The Harper government had originally promised regulations on reducing greenhouse gas emissions from the energy industry by last January. The deadline was later revised to this summer. Since then, Environment Minister Leona Aglukkaq has removed any timeline at all.

Speculation has pegged an announcement for the fall, with some form of carbon price of up to $40 a tonne.

Newell, who’s been head of the agency for its entire 4 1/2-year history, said Ottawa should not only be setting a price on carbon, it should be moving faster.

“I think we need to get moving, get started on this. How long have we been fooling around with these oil and gas (regulations), the feds and the province?”

Newell points to the Alberta model, in which large industrial emitters must reduce the amount of carbon they emit for every barrel of oil they produce by 12 per cent below their 2004-2005 level. If they don’t reach the target, they have the option of paying $15 per tonne into the fund Newell’s organization manages.

“This is not a carbon tax per se,” said Newell. “It’s a very targeted program to create the incentive and give the certainty to industry they need to get going on innovative technology.”

Newell also suggested that incentive needs to be ramped up.

“(The price) should be higher,” he said. “Fifteen dollars a tonne is too low.”
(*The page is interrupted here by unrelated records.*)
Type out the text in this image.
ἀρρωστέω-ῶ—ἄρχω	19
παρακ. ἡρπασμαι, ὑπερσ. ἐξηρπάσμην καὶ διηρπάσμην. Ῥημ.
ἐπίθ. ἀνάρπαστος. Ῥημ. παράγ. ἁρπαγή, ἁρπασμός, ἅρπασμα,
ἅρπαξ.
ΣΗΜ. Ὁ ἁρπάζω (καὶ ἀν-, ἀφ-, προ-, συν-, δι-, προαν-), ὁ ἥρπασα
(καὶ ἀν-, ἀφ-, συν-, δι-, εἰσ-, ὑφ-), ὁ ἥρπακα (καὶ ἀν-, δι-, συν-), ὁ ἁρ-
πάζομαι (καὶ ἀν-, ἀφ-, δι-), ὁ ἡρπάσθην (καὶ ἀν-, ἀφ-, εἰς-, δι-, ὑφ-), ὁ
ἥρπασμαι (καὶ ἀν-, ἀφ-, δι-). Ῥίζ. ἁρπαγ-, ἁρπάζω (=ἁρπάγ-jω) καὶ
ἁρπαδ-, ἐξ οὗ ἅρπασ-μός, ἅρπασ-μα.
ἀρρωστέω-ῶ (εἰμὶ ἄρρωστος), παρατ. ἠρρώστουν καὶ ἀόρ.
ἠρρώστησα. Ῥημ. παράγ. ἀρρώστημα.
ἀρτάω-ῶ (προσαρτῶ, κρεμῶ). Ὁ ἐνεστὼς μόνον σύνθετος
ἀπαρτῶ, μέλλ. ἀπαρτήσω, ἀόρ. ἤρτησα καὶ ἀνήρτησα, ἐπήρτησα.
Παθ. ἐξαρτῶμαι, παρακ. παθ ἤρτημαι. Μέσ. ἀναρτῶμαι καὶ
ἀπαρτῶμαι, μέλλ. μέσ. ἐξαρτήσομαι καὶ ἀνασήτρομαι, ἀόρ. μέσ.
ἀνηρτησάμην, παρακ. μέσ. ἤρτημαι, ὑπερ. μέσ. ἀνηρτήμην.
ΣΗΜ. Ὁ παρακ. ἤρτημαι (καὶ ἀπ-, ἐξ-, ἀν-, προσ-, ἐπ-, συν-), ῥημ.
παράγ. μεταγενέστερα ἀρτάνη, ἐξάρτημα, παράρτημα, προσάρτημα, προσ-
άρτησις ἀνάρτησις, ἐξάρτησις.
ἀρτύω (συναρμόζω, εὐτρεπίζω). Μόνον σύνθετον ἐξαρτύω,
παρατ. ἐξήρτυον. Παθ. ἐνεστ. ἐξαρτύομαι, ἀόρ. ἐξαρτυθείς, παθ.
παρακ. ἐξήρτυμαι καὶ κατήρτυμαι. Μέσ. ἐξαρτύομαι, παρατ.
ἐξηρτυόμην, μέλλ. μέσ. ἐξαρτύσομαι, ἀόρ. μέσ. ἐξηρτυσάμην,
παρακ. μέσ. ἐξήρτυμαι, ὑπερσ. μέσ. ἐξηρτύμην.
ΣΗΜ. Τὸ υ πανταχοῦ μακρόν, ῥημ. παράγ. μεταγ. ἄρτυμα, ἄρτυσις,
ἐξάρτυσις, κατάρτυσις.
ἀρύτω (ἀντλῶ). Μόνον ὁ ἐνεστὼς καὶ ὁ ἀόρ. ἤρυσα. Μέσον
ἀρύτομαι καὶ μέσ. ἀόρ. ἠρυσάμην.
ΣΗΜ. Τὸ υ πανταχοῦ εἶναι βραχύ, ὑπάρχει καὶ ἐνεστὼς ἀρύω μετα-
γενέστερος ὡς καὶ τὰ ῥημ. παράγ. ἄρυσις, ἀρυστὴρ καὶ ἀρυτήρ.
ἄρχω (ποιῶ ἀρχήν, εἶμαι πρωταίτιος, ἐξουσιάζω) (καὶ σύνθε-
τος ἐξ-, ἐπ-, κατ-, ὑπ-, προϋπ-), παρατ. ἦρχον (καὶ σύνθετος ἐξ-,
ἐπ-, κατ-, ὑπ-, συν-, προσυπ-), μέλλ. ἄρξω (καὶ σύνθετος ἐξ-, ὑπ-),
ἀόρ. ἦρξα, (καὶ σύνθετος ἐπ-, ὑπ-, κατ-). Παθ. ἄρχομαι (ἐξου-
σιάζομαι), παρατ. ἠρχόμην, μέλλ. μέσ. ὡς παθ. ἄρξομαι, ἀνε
So far, the corporation has collected $380 million and directed $212 million of it to 50 projects on climate adaptation, renewables and energy efficiency. Recipients have leveraged that money to create $1.6 billion in investment.

Does it reduce carbon emissions?

The Alberta government says it does, but critics such as the Pembina Institute environmental think-tank say such claims are illusory.

Newell acknowledges that so-called intensity reductions won’t bring Alberta’s greenhouse gas emissions down to targeted levels.

“We’ve got to come up with an absolute reduction in emissions, not per barrel. We’ve got to keep doing that, too, but we’ve got to make an absolute reduction,” he said.

“That means we need transformative technology. Transformative technology takes patient capital and that’s where something like the technology fund that we’ve created comes into play.”

Some in Ottawa have shown interest in creating a federal counterpart to the Alberta corporation, Newell said, but others in the government are reluctant to approach anything that smacks of a carbon tax.

“I think that is part of the problem. There’s a lot more politics tied up in this than we would like to believe.”

Fossil fuels aren’t going away, said Newell. It’s time federal and provincial governments started to get serious about ways to mitigate their effects.

“If you don’t have a price signal of some sort on carbon, how do you ever justify carbon capture and storage? If you’ve got a signal out there and it’s worth some dollars, it’s easier to get people to support projects that do that.”